REUNI….

21 09 2008

Beberapa hari yang lalu saya bersama teman-teman semasa SD berkumpul bersama setelah sekian lama saya nggak pernah mendengar kabar mereka. Dimulai dari saling add di sebuah situs pertemanan dan saling bertukar nomor telepon (bukan nomor celana pastinya…),kamipun lalu memutuskan untuk saling bertemu…silaturahmi dengan judul buka puasa bersama, meskipun baru beberapa gelintir saja yang terlacak jejaknya dan bersedia datang.

Bayangkan…SD…sekolah dasar…sebuah masa yang sudah terlewat sekian lama. Entah sudah berapa kali renovasi yang dilakukan sekolah kami, berapa piala dunia FIFA sudah terlewati, berapa kali ganti presiden (kalo ini sih sering gantinya juga baru-baru ini aja…), dan sudah melalui berapa fase wajah Iwan Fals. Saya pun nggak menyangka sama sekali pertemuan ini akan terjadi begitu cepat, karena awalnya saya berpikir untuk menjaga hubungan saja, namun ketika salah seorang kawan mengusulkan untuk bertemu sambil buka puasa kamipun menyambut hangat. Dan disinilah kami duduk bersama kembali untuk pertama kalinya setelah hampir dua dasawarsa berlalu (ketahuan kan seberapa “tua”nya saya….)

wajah-wajah lama.....

wajah-wajah lama.....

yang ini nggak blur

yang ini nggak blur

Bertemu kembali dengan kawan lama yang hampir dua dasawarsa (sekitar 17 atau 18 tahun) nggak bertemu seperti masuk ke dalam lorong waktu…mengumpulkan kembali remah-remah kenangan masa lalu yang tercecer. Menatap kembali wajah-wajah yang sekian lama tersimpan di sudut ingatan yang paling jauh…..menceritakan kembali kenakalan, kegoblokan, kekonyolan, dan keceriaan masa kecil kami seperti sebuah kaleidoskop hidup yang diputar kembali di depan mata saya, bagaimana si ini dulu, …bagaimana si anu dulu…., pak guru ini, bu guru itu…….bapak si ini, ibu si anu…….kejadian ini, kejadian itu……..bagaimana saya dulu…

Ada yang seru,…manis,….sedih,…lucu,…..

Ada tawa,….ada tangis,…..ada canda,…..

Ternyata nggak banyak juga yang berubah dengan kawan-kawan saya…masih seperti dulu hanya saja dengan fisik yang melar sana sini (tarik atas…samping…depan…belakang…hahaha ya iya lah wong tambah gede), muka lama tapi dengan porsi badan yang lebih membuat dunia ini terasa sempit.

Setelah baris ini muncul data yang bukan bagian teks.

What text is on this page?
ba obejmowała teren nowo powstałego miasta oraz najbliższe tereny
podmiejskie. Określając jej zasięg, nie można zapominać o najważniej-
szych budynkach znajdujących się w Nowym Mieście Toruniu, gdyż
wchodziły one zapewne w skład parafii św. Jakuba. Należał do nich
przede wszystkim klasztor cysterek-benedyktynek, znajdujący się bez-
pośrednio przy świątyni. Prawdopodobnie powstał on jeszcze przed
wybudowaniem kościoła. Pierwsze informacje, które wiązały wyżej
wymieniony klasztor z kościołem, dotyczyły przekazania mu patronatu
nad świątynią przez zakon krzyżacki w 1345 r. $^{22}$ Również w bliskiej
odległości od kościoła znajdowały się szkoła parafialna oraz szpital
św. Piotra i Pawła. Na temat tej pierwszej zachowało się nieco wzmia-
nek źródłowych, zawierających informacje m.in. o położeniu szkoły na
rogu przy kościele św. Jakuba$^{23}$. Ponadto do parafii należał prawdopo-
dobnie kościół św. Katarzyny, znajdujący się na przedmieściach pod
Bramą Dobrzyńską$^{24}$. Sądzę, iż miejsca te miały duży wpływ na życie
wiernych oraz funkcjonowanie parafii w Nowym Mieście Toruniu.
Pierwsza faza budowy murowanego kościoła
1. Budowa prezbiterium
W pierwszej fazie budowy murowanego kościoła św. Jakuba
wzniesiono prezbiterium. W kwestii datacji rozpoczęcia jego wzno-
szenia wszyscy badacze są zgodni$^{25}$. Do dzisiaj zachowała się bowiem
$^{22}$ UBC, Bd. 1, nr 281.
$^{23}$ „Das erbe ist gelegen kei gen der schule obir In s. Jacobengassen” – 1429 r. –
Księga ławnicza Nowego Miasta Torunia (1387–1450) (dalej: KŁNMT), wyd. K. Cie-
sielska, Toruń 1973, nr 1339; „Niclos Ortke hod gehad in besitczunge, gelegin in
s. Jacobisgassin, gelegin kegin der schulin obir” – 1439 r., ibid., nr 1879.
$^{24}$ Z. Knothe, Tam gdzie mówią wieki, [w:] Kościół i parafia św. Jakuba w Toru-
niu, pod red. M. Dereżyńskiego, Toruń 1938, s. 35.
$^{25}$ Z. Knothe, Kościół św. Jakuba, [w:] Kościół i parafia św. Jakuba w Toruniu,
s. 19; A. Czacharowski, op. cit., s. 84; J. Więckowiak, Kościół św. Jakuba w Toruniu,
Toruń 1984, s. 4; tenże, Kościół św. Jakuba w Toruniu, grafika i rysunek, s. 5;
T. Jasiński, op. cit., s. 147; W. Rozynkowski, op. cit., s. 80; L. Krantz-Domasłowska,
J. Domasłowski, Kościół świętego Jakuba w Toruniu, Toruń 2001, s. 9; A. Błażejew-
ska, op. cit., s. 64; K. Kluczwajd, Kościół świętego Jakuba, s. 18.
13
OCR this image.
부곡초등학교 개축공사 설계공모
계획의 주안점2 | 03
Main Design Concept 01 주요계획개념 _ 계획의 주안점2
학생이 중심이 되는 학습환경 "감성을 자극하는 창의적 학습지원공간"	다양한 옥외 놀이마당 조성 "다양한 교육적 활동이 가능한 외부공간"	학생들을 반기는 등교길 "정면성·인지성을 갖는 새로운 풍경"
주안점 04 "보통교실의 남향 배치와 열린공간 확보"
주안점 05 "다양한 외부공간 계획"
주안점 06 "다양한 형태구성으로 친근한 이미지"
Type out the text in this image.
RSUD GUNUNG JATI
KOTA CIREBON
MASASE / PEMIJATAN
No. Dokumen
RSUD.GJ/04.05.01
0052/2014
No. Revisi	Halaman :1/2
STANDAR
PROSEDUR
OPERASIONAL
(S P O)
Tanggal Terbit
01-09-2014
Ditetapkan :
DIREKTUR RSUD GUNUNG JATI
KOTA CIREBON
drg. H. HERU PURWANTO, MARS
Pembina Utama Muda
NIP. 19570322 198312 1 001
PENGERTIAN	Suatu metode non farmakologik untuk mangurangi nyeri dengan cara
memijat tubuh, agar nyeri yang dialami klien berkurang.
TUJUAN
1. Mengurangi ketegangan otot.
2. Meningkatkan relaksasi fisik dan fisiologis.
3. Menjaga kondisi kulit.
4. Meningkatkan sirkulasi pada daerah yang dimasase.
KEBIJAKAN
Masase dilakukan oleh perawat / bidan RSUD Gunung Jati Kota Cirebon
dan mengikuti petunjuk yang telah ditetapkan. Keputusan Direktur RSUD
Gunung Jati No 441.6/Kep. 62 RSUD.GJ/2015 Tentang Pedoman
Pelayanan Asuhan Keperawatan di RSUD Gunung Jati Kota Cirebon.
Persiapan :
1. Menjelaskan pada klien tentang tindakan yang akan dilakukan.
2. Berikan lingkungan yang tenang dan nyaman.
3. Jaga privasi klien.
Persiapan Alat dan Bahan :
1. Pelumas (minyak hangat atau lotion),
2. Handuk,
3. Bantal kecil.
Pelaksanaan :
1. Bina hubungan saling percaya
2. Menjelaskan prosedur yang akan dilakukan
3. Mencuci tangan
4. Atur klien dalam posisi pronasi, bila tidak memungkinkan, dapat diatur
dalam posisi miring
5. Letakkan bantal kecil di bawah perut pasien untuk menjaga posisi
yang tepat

Saya membayangkan reuni ini seperti “membongkar” kembali sejarah hidup saya sendiri. Setiap melihat wajah-wajah mereka (teman-teman saya) disana saya melihat wajah saya. Setiap mendengar cerita mereka, ada cerita “sejarah” hidup saya juga disana. Membuat saya kembali melihat pernah menjadi manusia seperti apa saya, dan sudah menjadi manusia seperti apa saya sekarang, untuk pedoman akan menjadi manusia seperti apa saya nantinya.

Aduh…kok lama-lama jadi serius dan sentimentil begini ya…intinya pertemuan ini sangat menyenangkan sekali dan mudah-mudahan nggak berhenti sampai disini…

Ayo kawan-kawan…kita masih ketemu lagi kan? kita masih harus melacak jejak kawan yang lain, masih jauh perjalanan kita…

NB: Buat yang baca…coba kontak lagi kawan-kawan lamaaaaaa (maksudnya lama banget) kalian…menyenangkan sekali lho…

UDAH AH…….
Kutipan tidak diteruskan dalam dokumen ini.